Wer in den letzten Wochen am Kuhmühlenteich war, hat es vielleicht gesehen: Ein Blässhuhn, mit einem völlig schiefen Bein, das es gar nicht mehr zum Laufen, sondern nur noch zum Abstützen benutzen kann. „Krüppelchen“, wie ich dieses Hühnchen nenne, hatte ehemals einen Farbring mit der Nummer SP3.
Es wurde im Januar 2011 beringt und seine Beine waren zu diesem Zeitpunkt völlig normal. Bereits im März machte ich über SP3 folgende Notiz: „stürmische Liebesspiele mit dem Partner, einschließlich gegenseitiges Zerren am Halsgefieder.“ Dies ist bei Blässhühnern ein ausgesprochener Beweis für eine leidenschaftliche erotische Beziehung. Im Jahre 2011 hatte Sp3 drei Junge, im Jahre 2012 wurde keine Brut gesehen. Das große Unglück mit dem Bein geschah im Jahre 2013.
Wieder einmal hatte SP3 mit unberingtem Partner gebrütet. Das Brutrevier befand sich am Westufer der Außenalster und die beiden Partner hatten bereits im Mai ein Junges. Im Juli befand sich die Kleinfamilie immer noch in diesem Revier in einem Schilfgürtel. Bei einem Kontrollgang bemerkte ich, dass SP3 seinen Fuß mit dem Aluring beim Schwimmen kaum noch bewegen konnte.
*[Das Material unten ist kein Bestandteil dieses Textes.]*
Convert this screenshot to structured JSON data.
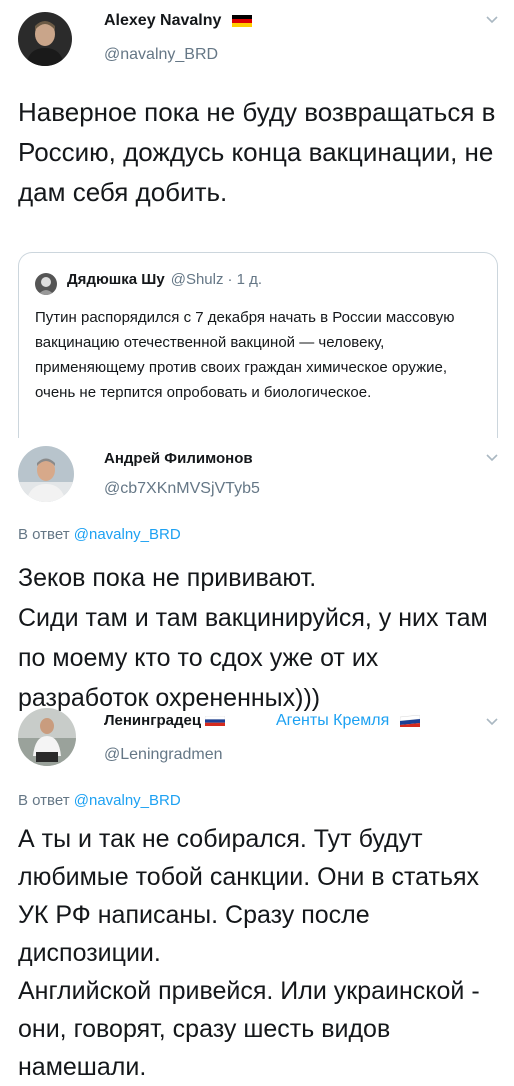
{
  "tweets": [
    {
      "name": "Alexey Navalny",
      "handle": "@navalny_BRD",
      "text": "Наверное пока не буду возвращаться в Россию, дождусь конца вакцинации, не дам себя добить.",
      "quote": {
        "name": "Дядюшка Шу",
        "handle": "@Shulz",
        "time": "· 1 д.",
        "text": "Путин распорядился с 7 декабря начать в России массовую вакцинацию отечественной вакциной — человеку, применяющему против своих граждан химическое оружие, очень не терпится опробовать и биологическое."
      }
    },
    {
      "name": "Андрей Филимонов",
      "handle": "@cb7XKnMVSjVTyb5",
      "reply_prefix": "В ответ ",
      "reply_handle": "@navalny_BRD",
      "text": "Зеков пока не прививают.\nСиди там и там вакцинируйся, у них там по моему кто то сдох уже от их разработок охрененных)))"
    },
    {
      "name": "Ленинградец",
      "handle": "@Leningradmen",
      "tag": "Агенты Кремля",
      "reply_prefix": "В ответ ",
      "reply_handle": "@navalny_BRD",
      "text": "А ты и так не собирался. Тут будут любимые тобой санкции. Они в статьях УК РФ написаны. Сразу после диспозиции.\nАнглийской привейся. Или украинской - они, говорят, сразу шесть видов намешали."
    }
  ],
  "icons": {
    "chevron": "chevron-down-icon",
    "flag_de": "flag-germany-icon",
    "flag_ru": "flag-russia-icon"
  }
}
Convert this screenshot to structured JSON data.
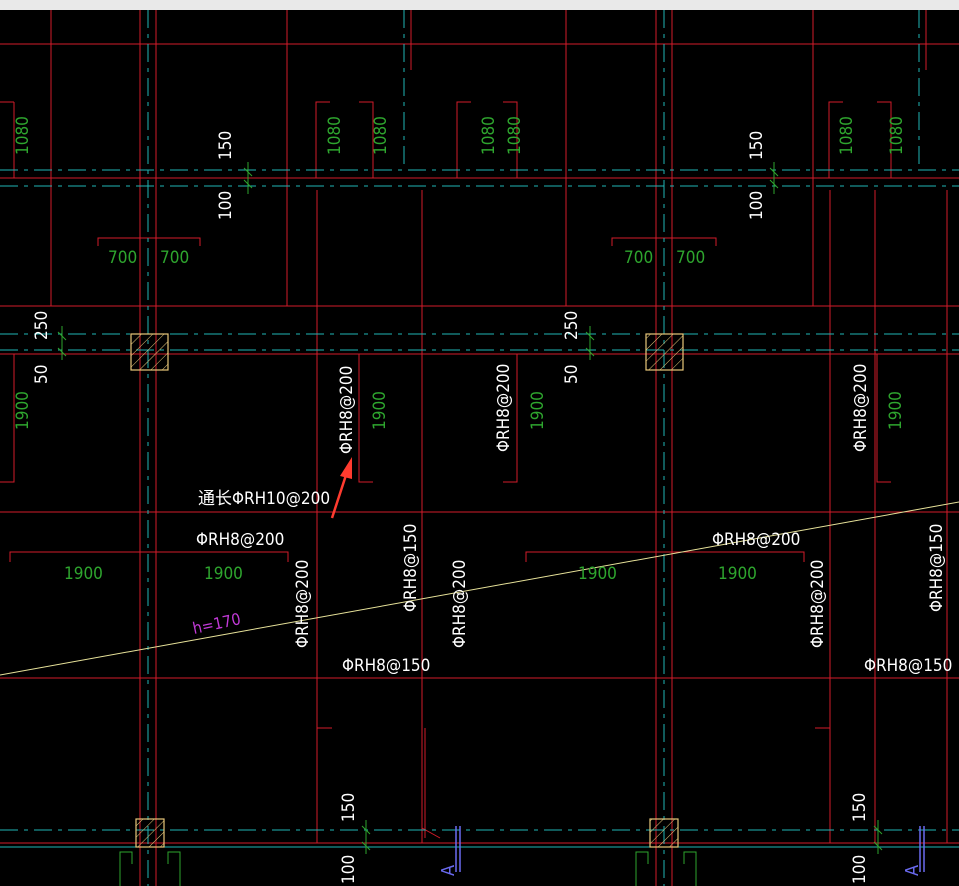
{
  "colors": {
    "background": "#000000",
    "top_bar": "#e9e9e9",
    "red_line": "#d21b2a",
    "cyan_dash": "#1fb6b6",
    "green_text": "#2ea52e",
    "white_text": "#ffffff",
    "magenta_text": "#c23ad8",
    "yellow_line": "#e8e39a",
    "column_outline": "#e8c87a",
    "blue_mark": "#6a6af0",
    "arrow": "#ff3b2f"
  },
  "labels": {
    "dim_1080": "1080",
    "dim_150": "150",
    "dim_100": "100",
    "dim_700": "700",
    "dim_250": "250",
    "dim_50": "50",
    "dim_1900": "1900",
    "rebar_rh8_200": "ΦRH8@200",
    "rebar_rh8_150": "ΦRH8@150",
    "rebar_long_rh10_200": "通长ΦRH10@200",
    "slab_thickness": "h=170",
    "section_mark": "A"
  }
}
Die Verletzung war zu diesem Zeitpunkt wohl ganz frisch, aber ich konnte SP3 nicht helfen. Der Bereich mit dem Schilfgürtel war durch einen Maschendrahtzaun zum Land hin geschützt, so dass SP3 weder Störungen durch Hunde noch durch Spaziergänger zu befürchten hatte. Allerdings war es auch ganz unmöglich das Blässhuhn einzufangen.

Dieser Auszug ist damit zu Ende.